In 1980, Swiss bobsledder Erich Schärer had to take perhaps the most ruthless of all decisions two days ahead of the two-man bobsleigh final at Lake Placid, by informing his own brother he was to be replaced.
It was a tough call. The relationship between the pilot, who steers the sled, and the brakeman, who pushes and slows it, is one of the most intuitive and crucial pairings in sport, and can mean the difference between success and failure.
Schärer, a 32-year-old real estate broker from Zurich, was obsessed with winning Olympic gold, having been crowned world four-man champion that year and two-man champion the previous two years.
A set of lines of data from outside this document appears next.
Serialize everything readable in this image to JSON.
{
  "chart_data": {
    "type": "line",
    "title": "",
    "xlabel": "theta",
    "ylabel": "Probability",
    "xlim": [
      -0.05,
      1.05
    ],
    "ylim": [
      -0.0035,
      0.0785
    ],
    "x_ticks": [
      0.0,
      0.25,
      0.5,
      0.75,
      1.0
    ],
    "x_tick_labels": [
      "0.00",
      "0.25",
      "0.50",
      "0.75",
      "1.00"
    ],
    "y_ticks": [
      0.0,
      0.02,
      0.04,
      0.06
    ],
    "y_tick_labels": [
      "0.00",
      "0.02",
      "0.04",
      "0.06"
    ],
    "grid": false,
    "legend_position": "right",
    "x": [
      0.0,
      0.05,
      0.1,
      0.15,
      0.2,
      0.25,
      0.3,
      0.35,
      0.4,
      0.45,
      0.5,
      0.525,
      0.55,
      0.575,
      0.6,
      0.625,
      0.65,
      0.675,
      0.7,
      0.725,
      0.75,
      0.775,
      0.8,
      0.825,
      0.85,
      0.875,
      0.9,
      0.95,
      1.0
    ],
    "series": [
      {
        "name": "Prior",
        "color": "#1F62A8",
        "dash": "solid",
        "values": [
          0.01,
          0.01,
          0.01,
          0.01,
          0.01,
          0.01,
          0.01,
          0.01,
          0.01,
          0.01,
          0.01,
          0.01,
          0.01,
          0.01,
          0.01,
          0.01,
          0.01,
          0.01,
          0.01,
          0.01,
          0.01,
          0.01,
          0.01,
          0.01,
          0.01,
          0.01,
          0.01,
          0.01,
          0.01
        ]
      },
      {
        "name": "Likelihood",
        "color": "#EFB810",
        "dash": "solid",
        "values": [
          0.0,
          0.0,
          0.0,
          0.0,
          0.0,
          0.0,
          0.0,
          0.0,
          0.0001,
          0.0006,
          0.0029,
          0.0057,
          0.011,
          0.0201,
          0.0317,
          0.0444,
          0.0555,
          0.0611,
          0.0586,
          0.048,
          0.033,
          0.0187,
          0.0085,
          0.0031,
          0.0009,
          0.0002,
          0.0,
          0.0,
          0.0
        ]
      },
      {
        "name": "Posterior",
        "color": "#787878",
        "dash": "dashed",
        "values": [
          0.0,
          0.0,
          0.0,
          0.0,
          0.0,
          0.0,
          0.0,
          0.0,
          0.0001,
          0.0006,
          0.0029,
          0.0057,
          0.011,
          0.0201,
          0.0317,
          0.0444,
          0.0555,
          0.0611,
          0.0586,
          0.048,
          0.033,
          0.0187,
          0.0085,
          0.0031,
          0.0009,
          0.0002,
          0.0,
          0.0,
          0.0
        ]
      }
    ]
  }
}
“All he wants to do is win the Olympic Games,” his mechanic Fredi Wehrli told the New York Times. “All his training points to that. World Championships, European Championships – they mean nothing.”
Despite having already achieved so much in his sport, Schärer was completely driven in his pursuit of Olympic success. As part of a four-man team that also included brother Peter, he had won World Championship gold medals in 1971, 1973 and 1975, as well as two-man titles in 1978 and 1979. Switzerland had collected a silver and bronze at Innsbruck – quite an achievement, given the domination of bobsleigh and luge by East Germany. But it wasn’t Olympic gold.
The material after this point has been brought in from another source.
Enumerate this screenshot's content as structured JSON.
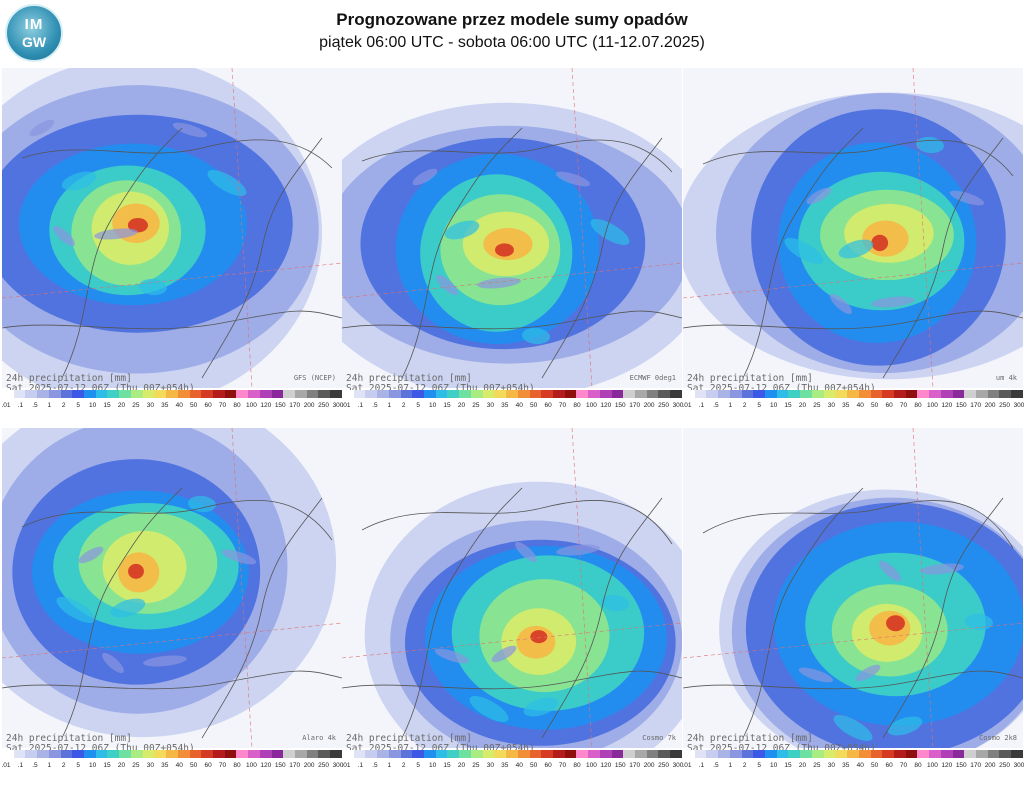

Peter had been slated to race with Erich at Lake Placid, but was replaced by another talented brakeman, Josef Benz, with whom Erich had raced on and off throughout the 1970s.
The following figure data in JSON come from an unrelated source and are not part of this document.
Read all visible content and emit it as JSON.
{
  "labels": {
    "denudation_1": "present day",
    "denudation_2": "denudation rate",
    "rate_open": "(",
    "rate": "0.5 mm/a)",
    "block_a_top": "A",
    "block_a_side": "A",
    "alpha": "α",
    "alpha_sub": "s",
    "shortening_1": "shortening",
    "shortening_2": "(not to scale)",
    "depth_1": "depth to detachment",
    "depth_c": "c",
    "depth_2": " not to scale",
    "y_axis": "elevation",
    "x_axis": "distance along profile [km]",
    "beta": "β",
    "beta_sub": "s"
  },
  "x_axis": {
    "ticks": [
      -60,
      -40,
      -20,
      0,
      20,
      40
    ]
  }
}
The two-day contest in Lake Placid kicked off on a breezy, sunny day, with 20 sleds from 10 countries competing on a treacherous, bumpy track that was to prove too much even for East German luge champion Dettlef Günther, who failed to medal after a spectacular spill. Each pair would complete two runs each day, with their total timed deciding the winner.
Schärer and Benz pair recorded a world record time of 1:01.87 in their first run on the 1,557m track at Mount van Hoevenberg, marking the first time any pair had covered an Olympic bobsleigh track in under 1:02. Overall, Schärer and Benz led with a two-lap time of 2:04.63, ahead of East German double Olympic gold legend Meinhard Nehmer, who was defending his two and four-man titles from 1976.
By the end of the two days Schärer’s tricky decision had been vindicated, after he and his partner collected the gold medal he had set his eyes on. Their total time was 4:09.36.